Growth hormone is produced by the anterior lobe of the pituitary gland. Growth hormone stimulates the growth of bones, muscles, and many internal organs. Excessive growth hormone, therefore, leads to abnormally robust growth of all of these tissues. Overproduction of growth hormone is almost always caused by a noncancerous (benign) pituitary tumor (adenoma). Certain rare tumors of the pancreas and lungs also can produce hormones that stimulate the pituitary to produce excessive amounts of growth hormone, with similar consequences.
- Radiation therapy
- Drug therapy
Surgery to remove the pituitary tumor by an experienced surgeon is currently regarded as the best first treatment for most people with acromegaly caused by a tumor. It results in an immediate reduction in tumor size and growth hormone production, most often without causing deficiency of other pituitary hormones.
Unfortunately, tumors are often large by the time they are found, and surgery alone does not usually cure the disorder. Radiation therapy is often used as a follow-up treatment, particularly if a substantial amount of the tumor remains after surgery and acromegaly persists.

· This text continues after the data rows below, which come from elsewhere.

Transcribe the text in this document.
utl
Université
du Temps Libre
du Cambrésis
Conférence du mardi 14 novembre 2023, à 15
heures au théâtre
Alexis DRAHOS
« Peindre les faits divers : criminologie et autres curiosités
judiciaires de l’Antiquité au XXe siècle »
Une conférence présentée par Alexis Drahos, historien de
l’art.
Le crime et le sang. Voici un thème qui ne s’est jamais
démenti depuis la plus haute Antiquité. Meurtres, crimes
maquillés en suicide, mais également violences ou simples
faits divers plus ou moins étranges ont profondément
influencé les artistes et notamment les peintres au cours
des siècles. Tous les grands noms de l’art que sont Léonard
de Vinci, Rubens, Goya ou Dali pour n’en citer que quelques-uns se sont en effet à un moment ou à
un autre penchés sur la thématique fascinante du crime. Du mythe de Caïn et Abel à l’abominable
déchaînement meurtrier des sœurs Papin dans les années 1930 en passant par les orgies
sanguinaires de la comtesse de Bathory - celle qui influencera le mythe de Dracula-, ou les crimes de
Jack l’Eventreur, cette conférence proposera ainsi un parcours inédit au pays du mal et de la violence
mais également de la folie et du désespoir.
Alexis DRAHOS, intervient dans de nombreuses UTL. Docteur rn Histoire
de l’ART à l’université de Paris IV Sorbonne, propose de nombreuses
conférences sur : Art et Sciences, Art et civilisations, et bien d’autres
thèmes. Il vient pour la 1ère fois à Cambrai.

Radiation therapy involves the use of supervoltage irradiation, which is less traumatic than surgery. This treatment may take several years to have its full effect, however, and often results in later deficiencies of other pituitary hormones, as normal tissue is often also affected. More directed radiation therapy, such as stereotactic radiosurgery, is being tried to speed results and spare the normal pituitary tissue.

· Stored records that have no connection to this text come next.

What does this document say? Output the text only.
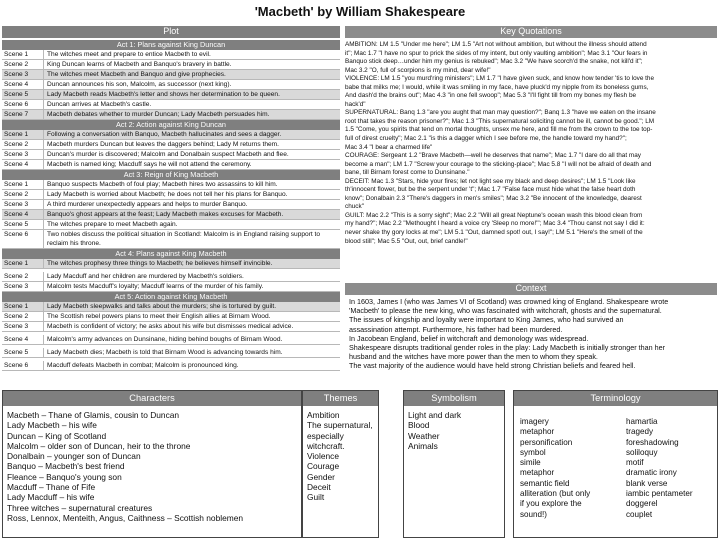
'Macbeth' by William Shakespeare
Plot
Act 1: Plans against King Duncan
Scene 1	The witches meet and prepare to entice Macbeth to evil.
Scene 2	King Duncan learns of Macbeth and Banquo's bravery in battle.
Scene 3	The witches meet Macbeth and Banquo and give prophecies.
Scene 4	Duncan announces his son, Malcolm, as successor (next king).
Scene 5	Lady Macbeth reads Macbeth's letter and shows her determination to be queen.
Scene 6	Duncan arrives at Macbeth's castle.
Scene 7	Macbeth debates whether to murder Duncan; Lady Macbeth persuades him.
Act 2: Action against King Duncan
Scene 1	Following a conversation with Banquo, Macbeth hallucinates and sees a dagger.
Scene 2	Macbeth murders Duncan but leaves the daggers behind; Lady M returns them.
Scene 3	Duncan's murder is discovered; Malcolm and Donalbain suspect Macbeth and flee.
Scene 4	Macbeth is named king; Macduff says he will not attend the ceremony.
Act 3: Reign of King Macbeth
Scene 1	Banquo suspects Macbeth of foul play; Macbeth hires two assassins to kill him.
Scene 2	Lady Macbeth is worried about Macbeth; he does not tell her his plans for Banquo.
Scene 3	A third murderer unexpectedly appears and helps to murder Banquo.
Scene 4	Banquo's ghost appears at the feast; Lady Macbeth makes excuses for Macbeth.
Scene 5	The witches prepare to meet Macbeth again.
Scene 6	Two nobles discuss the political situation in Scotland: Malcolm is in England raising support to reclaim his throne.
Act 4: Plans against King Macbeth
Scene 1	The witches prophesy three things to Macbeth; he believes himself invincible.
Scene 2	Lady Macduff and her children are murdered by Macbeth's soldiers.
Scene 3	Malcolm tests Macduff's loyalty; Macduff learns of the murder of his family.
Act 5: Action against King Macbeth
Scene 1	Lady Macbeth sleepwalks and talks about the murders; she is tortured by guilt.
Scene 2	The Scottish rebel powers plans to meet their English allies at Birnam Wood.
Scene 3	Macbeth is confident of victory; he asks about his wife but dismisses medical advice.
Scene 4	Malcolm's army advances on Dunsinane, hiding behind boughs of Birnam Wood.
Scene 5	Lady Macbeth dies; Macbeth is told that Birnam Wood is advancing towards him.
Scene 6	Macduff defeats Macbeth in combat; Malcolm is pronounced king.
Key Quotations
AMBITION: LM 1.5 "Under me here"; LM 1.5 "Art not without ambition, but without the illness should attend
it"; Mac 1.7 "I have no spur to prick the sides of my intent, but only vaulting ambition"; Mac 3.1 "Our fears in
Banquo stick deep…under him my genius is rebuked"; Mac 3.2 "We have scorch'd the snake, not kill'd it";
Mac 3.2 "O, full of scorpions is my mind, dear wife!"
VIOLENCE: LM 1.5 "you murd'ring ministers"; LM 1.7 "I have given suck, and know how tender 'tis to love the
babe that milks me; I would, while it was smiling in my face, have pluck'd my nipple from its boneless gums,
And dash'd the brains out"; Mac 4.3 "in one fell swoop"; Mac 5.3 "I'll fight till from my bones my flesh be
hack'd"
SUPERNATURAL: Banq 1.3 "are you aught that man may question?"; Banq 1.3 "have we eaten on the insane
root that takes the reason prisoner?"; Mac 1.3 "This supernatural soliciting cannot be ill, cannot be good."; LM
1.5 "Come, you spirits that tend on mortal thoughts, unsex me here, and fill me from the crown to the toe top-
full of direst cruelty"; Mac 2.1 "is this a dagger which I see before me, the handle toward my hand?";
Mac 3.4 "I bear a charmed life"
COURAGE: Sergeant 1.2 "Brave Macbeth—well he deserves that name"; Mac 1.7 "I dare do all that may
become a man"; LM 1.7 "Screw your courage to the sticking-place"; Mac 5.8 "I will not be afraid of death and
bane, till Birnam forest come to Dunsinane."
DECEIT: Mac 1.3 "Stars, hide your fires; let not light see my black and deep desires"; LM 1.5 "Look like
th'innocent flower, but be the serpent under 't"; Mac 1.7 "False face must hide what the false heart doth
know"; Donalbain 2.3 "There's daggers in men's smiles"; Mac 3.2 "Be innocent of the knowledge, dearest
chuck"
GUILT: Mac 2.2 "This is a sorry sight"; Mac 2.2 "Will all great Neptune's ocean wash this blood clean from
my hand?"; Mac 2.2 "Methought I heard a voice cry 'Sleep no more!'"; Mac 3.4 "Thou canst not say I did it:
never shake thy gory locks at me"; LM 5.1 "Out, damned spot! out, I say!"; LM 5.1 "Here's the smell of the
blood still"; Mac 5.5 "Out, out, brief candle!"
Context
In 1603, James I (who was James VI of Scotland) was crowned king of England. Shakespeare wrote
'Macbeth' to please the new king, who was fascinated with witchcraft, ghosts and the supernatural.
The issues of kingship and loyalty were important to King James, who had survived an
assassination attempt. Furthermore, his father had been murdered.
In Jacobean England, belief in witchcraft and demonology was widespread.
Shakespeare disrupts traditional gender roles in the play: Lady Macbeth is initially stronger than her
husband and the witches have more power than the men to whom they speak.
The vast majority of the audience would have held strong Christian beliefs and feared hell.
Characters
Macbeth – Thane of Glamis, cousin to Duncan
Lady Macbeth – his wife
Duncan – King of Scotland
Malcolm – older son of Duncan, heir to the throne
Donalbain – younger son of Duncan
Banquo – Macbeth's best friend
Fleance – Banquo's young son
Macduff – Thane of Fife
Lady Macduff – his wife
Three witches – supernatural creatures
Ross, Lennox, Menteith, Angus, Caithness – Scottish noblemen
Themes
Ambition
The supernatural,
especially witchcraft.
Violence
Courage
Gender
Deceit
Guilt
Symbolism
Light and dark
Blood
Weather
Animals
Terminology
imagery
metaphor
personification
symbol
simile
metaphor
semantic field
alliteration (but only
if you explore the
sound!)
hamartia
tragedy
foreshadowing
soliloquy
motif
dramatic irony
blank verse
iambic pentameter
doggerel
couplet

Drug therapy can also be used to lower growth hormone levels. The most effective drugs are those that are forms of somatostatin, the hormone that normally blocks growth hormone production and secretion. These drugs include octreotide and newer long-acting related drugs, which only have to be given about once a month. These drugs are effective in controlling acromegaly in many people as long as they continue to be taken (they do not provide a cure). Their use has been limited by the need to inject them and by their high cost. This may change as such drugs become longer acting and more readily available.
Occasionally, bromocriptine and other related drugs are of some benefit but are not as effective as octreotide. Several new growth hormone blocker drugs, such as pegvisomant, are now available and may be useful for people who do not respond to somatostatin-type drugs.